De EU parlementsverkiezingen kennen maar 3 smaken: meer EU, minder (andere) EU en geen EU. Iedere partij draagt zo haar redenen aan om voor een van deze drie smaken te gaan. Sommige partijen stellen onomwonden dat ze uit de EU en uit de eurozone (EMU) willen treden. Deze standpunten worden door velen als extreem omschreven, maar is dat wel zo?
Allereerst, is de smaak “minder EU” onzinnig. Net zo goed als een vrouw niet een beetje zwanger kan zijn, zijn er in feite maar twee lange termijn keuzes: in of uit. Neem bijvoorbeeld de SP, die willen een andere EU, maar wel de euro behouden. De euro is onhoudbaar, maar als iemand al in de euro gelooft, dan moet deze persoon ook de EU superstaat willen. Immers, zonder deze EU superstaat is de euro al helemaal gedoemd te mislukken. Het standpunt van de SP is dus vlees noch vis.

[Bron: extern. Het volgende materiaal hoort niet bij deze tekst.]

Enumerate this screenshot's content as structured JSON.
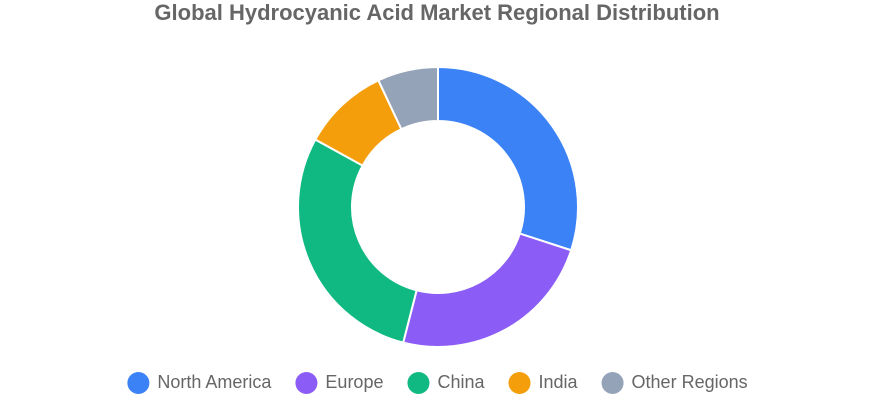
{
  "chart_data": {
    "type": "donut",
    "title": "Global Hydrocyanic Acid Market Regional Distribution",
    "categories": [
      "North America",
      "Europe",
      "China",
      "India",
      "Other Regions"
    ],
    "values": [
      30,
      24,
      29,
      10,
      7
    ],
    "colors": [
      "#3b82f6",
      "#8b5cf6",
      "#10b981",
      "#f59e0b",
      "#94a3b8"
    ],
    "legend": "bottom"
  }
}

Erger nog zijn de verschillen tussen wat wordt gezegd door de partijen en wat ze in EU verband uitvoeren. Door het debiele fractiesysteem van de EU zitten zowat alle partijen bij een Europese fractie. Zo zit de VVD en D66 bij de liberale fractie genaamd ALDE, waar Guy Verhofstadt de scepter zwaait. Doordat in deze fractie een hoge mate van stemdiscipline heerst (iedereen moet hetzelfde stemmen) is het effect dus dat VVD=D66=ALDE=Guy Verhofstadt. Het is niet alleen een voorbeeld hoe nationale verschillen (zoals tussen D66 en VVD) verdwijnen op EU niveau, maar ook hoe hypocriet de VVD is. Zij claimen een eurokritische partij te zijn, maar steunen Guy Verhofstadt, de grootste aanhanger van de EU superstaat.
Met deze twee aanmerkingen kan de kiezer het kaf van het koren scheiden. Er zijn maar 2 smaken, in of uit, en sommige partijen liegen over de smaak die zij aanhangen (kijk naar de EU fractie waartoe zij behoren en of ze stemorders hanteren). Voor veel kiezers is dit een keuze tussen iets bekends (in de EU blijven) en iets extreems (uit de EU/EMU). Maar is deze laatste keuze wel zo extreem?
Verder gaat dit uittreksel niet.